Mucopolysaccharidosis: One of a series of inherited metabolic disorders affecting a type of complex carbohydrate called a mucopolysaccharide that is deposited in body tissues because the person lacks the specific enzyme needed to metabolize it.
The deposition of mucopolysaccharide in tissues damages and distorts them, stunts the child's growth and development, limits their joint movement and in some (but not all) types of MPS causes mental retardation.
The condition usually becomes evident in early childhood. That something is wrong may be noticed by parents or doctors. The diagnosis may be suspected by the clinical features and many states have added screening tests to their newborn screening program. Confirmation of the diagnosis, however, requires biochemical tests of blood, urine, or tissues. Prenatal diagnosis is feasible in all types of MPS.
The prognosis (long-term outlook) depends upon the particular type of MPS. There are a number of different types of MPS that are designated somewhat confusingly by number (and letter), by syndrome name, and by precising what enzyme is lacking. The classification (as of 2001) is as follows:
- MPS type I -- Hurler syndrome, Scheie syndrome, and Hurler-Scheie syndrome -- due to varying degrees of deficiency of the enzyme alpha-L-iduronidase
- MPS type II -- Hunter syndrome -- due to deficiency of the enzyme iduronate sulfatase
- MPS type IIIA -- Sanfilippo syndrome -- due to deficiency of the enzyme heparan N-sulfatase
- MPS type IIIB -- Sanfilippo syndrome -- due to deficiency of the enzyme alpha-N-acetylglucosaminidase
- MPS type IIIC -- Sanfilippo syndrome -- due to deficiency of the enzyme acetyl CoA:alpha-glucosaminide acetyltransferase
- MPS type IIID -- Sanfilippo syndrome -- due to deficiency of the enzyme N-acetylglucosamine 6-sulfatase
- MPS type IVA -- Morquio syndrome -- due to deficiency of the enzyme N-acetylgalactosamine-6-sulfate sulfatase
- MPS type IVB -- Morquio syndrome -- due to deficiency of the enzyme beta-galactosidase
- MPS type VI -- Maroteaux-Lamy syndrome -- due to deficiency of the enzyme N-acetylgalactosamine-4-sulfatase
- MPS type VII -- Sly syndrome -- due to deficiency of the enzyme beta-glucuronidase
- MPS type VIII -- DiFerrante syndrome -- due to deficiency of the enzyme glucosamine-6-sulfate
All types of MPS are inherited as recessive traits. With one exception, they are autosomal (not sex-linked). Boys and girls alike can have these diseases if they receive two copies of the relevant gene, one from each of their parents. The risk for each subsequent child is 1 in 4.
The sole exception to autosomal recessive inheritance is MPS type II (Hunter syndrome). It is X-linked recessive. The Hunter gene is on the X chromosome. It is carried by seemingly normal women who have a 50-50 chance of transmitting it and the disease to each of their sons.
All types of MPS are lysosomal storage diseases.
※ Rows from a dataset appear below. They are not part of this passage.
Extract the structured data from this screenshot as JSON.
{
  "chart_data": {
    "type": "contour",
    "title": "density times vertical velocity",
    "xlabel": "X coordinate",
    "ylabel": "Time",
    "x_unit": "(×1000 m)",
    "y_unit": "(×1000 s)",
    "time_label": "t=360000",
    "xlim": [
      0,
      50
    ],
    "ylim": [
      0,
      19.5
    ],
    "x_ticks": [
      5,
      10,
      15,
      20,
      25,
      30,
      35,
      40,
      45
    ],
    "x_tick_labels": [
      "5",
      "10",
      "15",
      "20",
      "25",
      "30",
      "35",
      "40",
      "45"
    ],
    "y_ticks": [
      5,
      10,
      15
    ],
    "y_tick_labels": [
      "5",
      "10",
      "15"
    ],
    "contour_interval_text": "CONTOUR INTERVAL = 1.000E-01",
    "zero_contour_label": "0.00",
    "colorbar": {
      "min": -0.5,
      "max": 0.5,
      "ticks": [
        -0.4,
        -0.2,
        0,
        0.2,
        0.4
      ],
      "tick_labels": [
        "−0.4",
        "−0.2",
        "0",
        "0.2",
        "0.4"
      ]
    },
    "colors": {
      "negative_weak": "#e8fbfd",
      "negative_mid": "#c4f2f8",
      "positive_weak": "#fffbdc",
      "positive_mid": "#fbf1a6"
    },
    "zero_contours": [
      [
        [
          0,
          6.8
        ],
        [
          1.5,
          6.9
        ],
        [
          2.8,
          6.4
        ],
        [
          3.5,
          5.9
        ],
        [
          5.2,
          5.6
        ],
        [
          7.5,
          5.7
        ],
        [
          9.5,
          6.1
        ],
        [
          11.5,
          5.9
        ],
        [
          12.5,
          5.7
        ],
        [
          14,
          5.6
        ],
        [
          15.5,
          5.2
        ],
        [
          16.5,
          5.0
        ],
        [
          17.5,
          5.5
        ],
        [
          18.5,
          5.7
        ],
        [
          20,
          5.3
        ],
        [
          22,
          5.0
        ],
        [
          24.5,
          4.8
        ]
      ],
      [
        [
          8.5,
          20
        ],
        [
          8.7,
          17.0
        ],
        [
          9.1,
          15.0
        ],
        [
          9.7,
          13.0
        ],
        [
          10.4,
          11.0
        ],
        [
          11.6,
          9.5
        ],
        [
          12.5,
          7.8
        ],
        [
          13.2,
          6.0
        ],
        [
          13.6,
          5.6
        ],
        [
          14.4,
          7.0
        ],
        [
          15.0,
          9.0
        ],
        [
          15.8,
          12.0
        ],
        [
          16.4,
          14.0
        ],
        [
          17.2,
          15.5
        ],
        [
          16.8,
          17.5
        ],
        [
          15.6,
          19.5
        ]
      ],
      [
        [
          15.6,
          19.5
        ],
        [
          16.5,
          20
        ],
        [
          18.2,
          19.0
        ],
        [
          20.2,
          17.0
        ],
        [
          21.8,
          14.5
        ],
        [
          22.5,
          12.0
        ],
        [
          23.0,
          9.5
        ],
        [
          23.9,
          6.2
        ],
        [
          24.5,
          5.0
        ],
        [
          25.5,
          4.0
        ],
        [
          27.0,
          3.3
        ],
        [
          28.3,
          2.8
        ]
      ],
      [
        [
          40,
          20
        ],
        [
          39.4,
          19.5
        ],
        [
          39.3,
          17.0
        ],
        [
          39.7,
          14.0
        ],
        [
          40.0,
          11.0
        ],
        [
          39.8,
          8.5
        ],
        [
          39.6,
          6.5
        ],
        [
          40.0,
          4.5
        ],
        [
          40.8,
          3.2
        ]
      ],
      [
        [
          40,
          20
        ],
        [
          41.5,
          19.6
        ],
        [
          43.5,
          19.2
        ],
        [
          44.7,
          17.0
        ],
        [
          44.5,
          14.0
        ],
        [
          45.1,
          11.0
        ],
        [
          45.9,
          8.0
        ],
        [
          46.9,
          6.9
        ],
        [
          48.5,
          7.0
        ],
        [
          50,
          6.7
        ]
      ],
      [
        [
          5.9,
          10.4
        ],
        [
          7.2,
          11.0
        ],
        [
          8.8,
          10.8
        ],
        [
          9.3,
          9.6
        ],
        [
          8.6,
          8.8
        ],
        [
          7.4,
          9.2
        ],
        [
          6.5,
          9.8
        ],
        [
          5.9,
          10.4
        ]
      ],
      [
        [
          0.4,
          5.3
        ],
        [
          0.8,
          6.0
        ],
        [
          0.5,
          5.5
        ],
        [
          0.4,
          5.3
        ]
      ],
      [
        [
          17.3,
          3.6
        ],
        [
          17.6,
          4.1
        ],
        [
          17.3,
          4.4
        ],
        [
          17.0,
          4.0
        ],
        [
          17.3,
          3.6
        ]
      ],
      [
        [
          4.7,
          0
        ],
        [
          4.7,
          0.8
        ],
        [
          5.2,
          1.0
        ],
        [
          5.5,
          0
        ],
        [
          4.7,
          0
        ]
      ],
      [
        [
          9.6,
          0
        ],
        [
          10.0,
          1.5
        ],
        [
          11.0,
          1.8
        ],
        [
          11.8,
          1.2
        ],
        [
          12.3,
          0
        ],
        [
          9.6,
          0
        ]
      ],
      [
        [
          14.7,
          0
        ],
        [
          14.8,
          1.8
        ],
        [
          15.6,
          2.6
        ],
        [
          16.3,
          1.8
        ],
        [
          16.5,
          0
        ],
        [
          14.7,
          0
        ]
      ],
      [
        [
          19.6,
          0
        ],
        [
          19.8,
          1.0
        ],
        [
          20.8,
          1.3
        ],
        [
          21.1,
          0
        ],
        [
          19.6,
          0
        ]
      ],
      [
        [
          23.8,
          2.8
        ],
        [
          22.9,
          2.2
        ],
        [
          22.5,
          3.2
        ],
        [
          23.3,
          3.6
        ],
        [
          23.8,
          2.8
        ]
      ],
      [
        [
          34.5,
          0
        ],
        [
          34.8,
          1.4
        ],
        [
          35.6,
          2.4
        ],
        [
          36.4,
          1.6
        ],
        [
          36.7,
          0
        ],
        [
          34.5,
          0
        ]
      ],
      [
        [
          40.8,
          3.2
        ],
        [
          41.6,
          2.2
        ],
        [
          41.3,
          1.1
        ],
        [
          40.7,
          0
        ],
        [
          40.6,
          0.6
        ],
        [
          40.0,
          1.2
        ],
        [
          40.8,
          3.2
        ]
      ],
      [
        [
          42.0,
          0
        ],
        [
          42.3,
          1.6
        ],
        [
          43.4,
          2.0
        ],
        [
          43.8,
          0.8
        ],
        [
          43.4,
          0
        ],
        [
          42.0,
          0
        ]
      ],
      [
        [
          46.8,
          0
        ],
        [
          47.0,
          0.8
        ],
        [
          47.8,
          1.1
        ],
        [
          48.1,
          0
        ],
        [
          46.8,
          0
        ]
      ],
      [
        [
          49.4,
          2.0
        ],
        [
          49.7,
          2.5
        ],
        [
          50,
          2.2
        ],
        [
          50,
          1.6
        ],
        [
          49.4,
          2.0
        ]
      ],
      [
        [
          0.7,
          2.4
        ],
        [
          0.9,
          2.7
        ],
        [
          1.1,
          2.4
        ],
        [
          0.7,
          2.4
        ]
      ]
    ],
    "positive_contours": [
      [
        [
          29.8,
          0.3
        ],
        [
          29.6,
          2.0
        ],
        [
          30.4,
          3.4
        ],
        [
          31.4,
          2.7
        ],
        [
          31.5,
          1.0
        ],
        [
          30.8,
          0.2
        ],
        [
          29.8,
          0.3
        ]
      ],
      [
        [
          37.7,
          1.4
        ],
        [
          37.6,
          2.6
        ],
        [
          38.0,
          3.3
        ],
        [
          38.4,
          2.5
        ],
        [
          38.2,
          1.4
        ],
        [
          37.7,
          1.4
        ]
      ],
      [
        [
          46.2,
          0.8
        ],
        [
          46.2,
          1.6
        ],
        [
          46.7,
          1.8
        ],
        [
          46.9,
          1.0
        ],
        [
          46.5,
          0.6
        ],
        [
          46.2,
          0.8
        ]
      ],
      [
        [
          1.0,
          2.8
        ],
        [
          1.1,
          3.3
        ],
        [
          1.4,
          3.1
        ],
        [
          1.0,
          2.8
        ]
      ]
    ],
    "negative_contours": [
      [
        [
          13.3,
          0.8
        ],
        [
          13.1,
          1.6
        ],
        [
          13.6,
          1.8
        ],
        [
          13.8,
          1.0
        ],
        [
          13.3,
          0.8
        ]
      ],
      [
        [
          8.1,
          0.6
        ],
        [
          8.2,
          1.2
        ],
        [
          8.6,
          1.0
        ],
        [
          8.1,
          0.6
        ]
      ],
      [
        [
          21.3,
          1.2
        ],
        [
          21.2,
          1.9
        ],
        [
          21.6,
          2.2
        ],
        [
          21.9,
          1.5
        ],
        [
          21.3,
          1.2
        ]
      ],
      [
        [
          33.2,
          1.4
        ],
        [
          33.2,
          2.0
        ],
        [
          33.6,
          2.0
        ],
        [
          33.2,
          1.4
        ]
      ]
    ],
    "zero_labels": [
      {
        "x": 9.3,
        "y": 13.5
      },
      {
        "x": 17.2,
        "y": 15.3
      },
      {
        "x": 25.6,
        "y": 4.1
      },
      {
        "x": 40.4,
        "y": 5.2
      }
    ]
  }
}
They involve enzymes found within the cell in lysosomes, miniature structures that are packets of degradative enzymes. In this respect, MPS is like all the other disorders of lysosomal storage such as Gaucher disease, Fabry disease, and Pompe disease.
Bone marrow transplantation is an effective treatment for patients with MPS type I (which is called Hurler syndrome), especially if the transplant is performed before the patient's growth and development begin to decline.
Enzyme replacement, first done in Gaucher disease in 1991, was reported in MPS type I (Hurler syndrome) in 2001. Treatment for a year with the missing enzyme was found to "ameliorate some clinical manifestations of the disease." The salutary enzyme was human alpha-L-iduronidase made by recombinant DNA methods. Enzyme replacement has also been tested in MPS type VI (Maroteaux-Lamy syndrome).